The execution of lien waivers and payment releases is standard operating procedure in contracts between general contractors and subcontractors.
It’s easy to become complacent about their terms and execution. As is the case with almost everything in construction law, this is fine until a dispute arises. Then attention to the details of a specific contract determines who prevails in litigation.
A case decided earlier this year by the U.S. District Court for the Eastern District of Pennsylvania demonstrates the validity of this maxim. Robert M. Palumbi, in an article in Law Blog Construction, discusses the Court’s decision in Bricklayers & Allied Craftworker Local 1 of PA/DE, et. al. v. ARB Construction, Inc. et. al. Case No. 2:13-cv-03883.
General contractor, Ernest Bock & Sons (EBS) contracted with the School District of Philadelphia for a project on a local school. EBS “hired Arb Construction, Inc. (‘AC’) to supply all labor and material to complete the masonry portion of the Project at a cost of $777,5000.00.”
The contract between EBS and Arb stipulated that AC “supply a release of liens from ‘subcontractors/suppliers and any labor/union organization before payment is made.’” AC did this with each application for payment.
Although AC certified it had made the required payments, it did not pay the “union fund obligations” it owed Bricklayers & Allied Craftwork Local 1 for work performed by local union masons.
The union filed suit against AC who, in turn, “filed a third-party complaint against EBS, claiming it breached the subcontract by failing to pay money it owed to AC.”
EBS filed a request for summary judgment claiming AC’s suit was without merit, and a “request for summary judgment on its counterclaim” against AC for breach of contract.

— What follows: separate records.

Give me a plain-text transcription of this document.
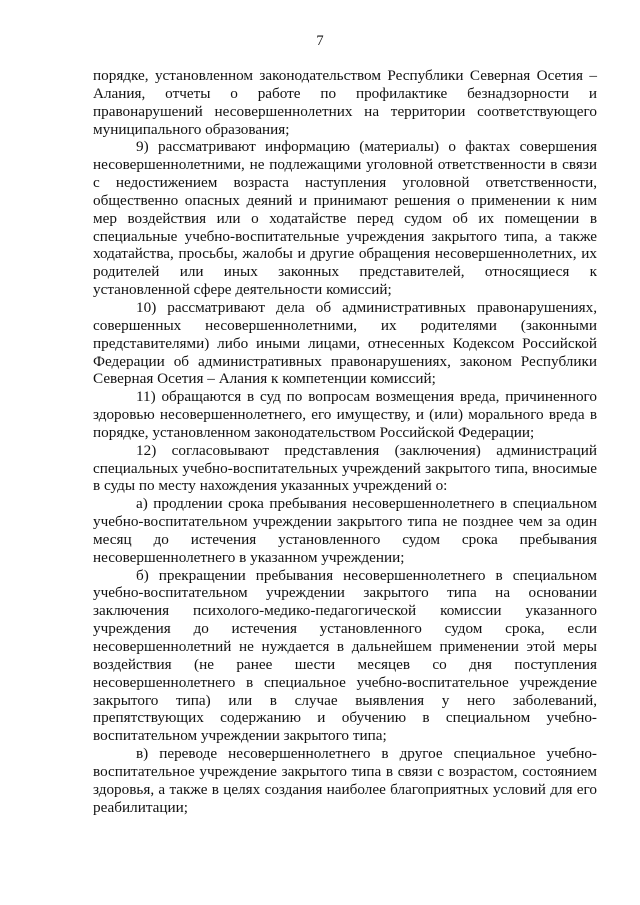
7

порядке, установленном законодательством Республики Северная Осетия – Алания, отчеты о работе по профилактике безнадзорности и правонарушений несовершеннолетних на территории соответствующего муниципального образования;

9) рассматривают информацию (материалы) о фактах совершения несовершеннолетними, не подлежащими уголовной ответственности в связи с недостижением возраста наступления уголовной ответственности, общественно опасных деяний и принимают решения о применении к ним мер воздействия или о ходатайстве перед судом об их помещении в специальные учебно-воспитательные учреждения закрытого типа, а также ходатайства, просьбы, жалобы и другие обращения несовершеннолетних, их родителей или иных законных представителей, относящиеся к установленной сфере деятельности комиссий;

10) рассматривают дела об административных правонарушениях, совершенных несовершеннолетними, их родителями (законными представителями) либо иными лицами, отнесенных Кодексом Российской Федерации об административных правонарушениях, законом Республики Северная Осетия – Алания к компетенции комиссий;

11) обращаются в суд по вопросам возмещения вреда, причиненного здоровью несовершеннолетнего, его имуществу, и (или) морального вреда в порядке, установленном законодательством Российской Федерации;

12) согласовывают представления (заключения) администраций специальных учебно-воспитательных учреждений закрытого типа, вносимые в суды по месту нахождения указанных учреждений о:

а) продлении срока пребывания несовершеннолетнего в специальном учебно-воспитательном учреждении закрытого типа не позднее чем за один месяц до истечения установленного судом срока пребывания несовершеннолетнего в указанном учреждении;

б) прекращении пребывания несовершеннолетнего в специальном учебно-воспитательном учреждении закрытого типа на основании заключения психолого-медико-педагогической комиссии указанного учреждения до истечения установленного судом срока, если несовершеннолетний не нуждается в дальнейшем применении этой меры воздействия (не ранее шести месяцев со дня поступления несовершеннолетнего в специальное учебно-воспитательное учреждение закрытого типа) или в случае выявления у него заболеваний, препятствующих содержанию и обучению в специальном учебно-воспитательном учреждении закрытого типа;

в) переводе несовершеннолетнего в другое специальное учебно-воспитательное учреждение закрытого типа в связи с возрастом, состоянием здоровья, а также в целях создания наиболее благоприятных условий для его реабилитации;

The Court ruled in favor of EBS on both issues. It stated that “AC released all claims it could have asserted through the signed releases.” AC had “’clear options’” that it failed to exercise. AC could have noted EBS’ failure to honor the terms of the contract when it signed the releases, or it could have refused to sign the releases.
Mr. Palumbi notes that courts construe a waiver or release to be a “’contract within a contract.’’’ Both contractors and subcontractors should review the terms of provisions related waivers and release as carefully as the do any other section of a contract.
Eastern District of Pennsylvania Grants General Contractor’s Summary Judgment Claims Based on Releases, Robert M. Palumbi, LawBlogConstruction.com, May 24, 2016.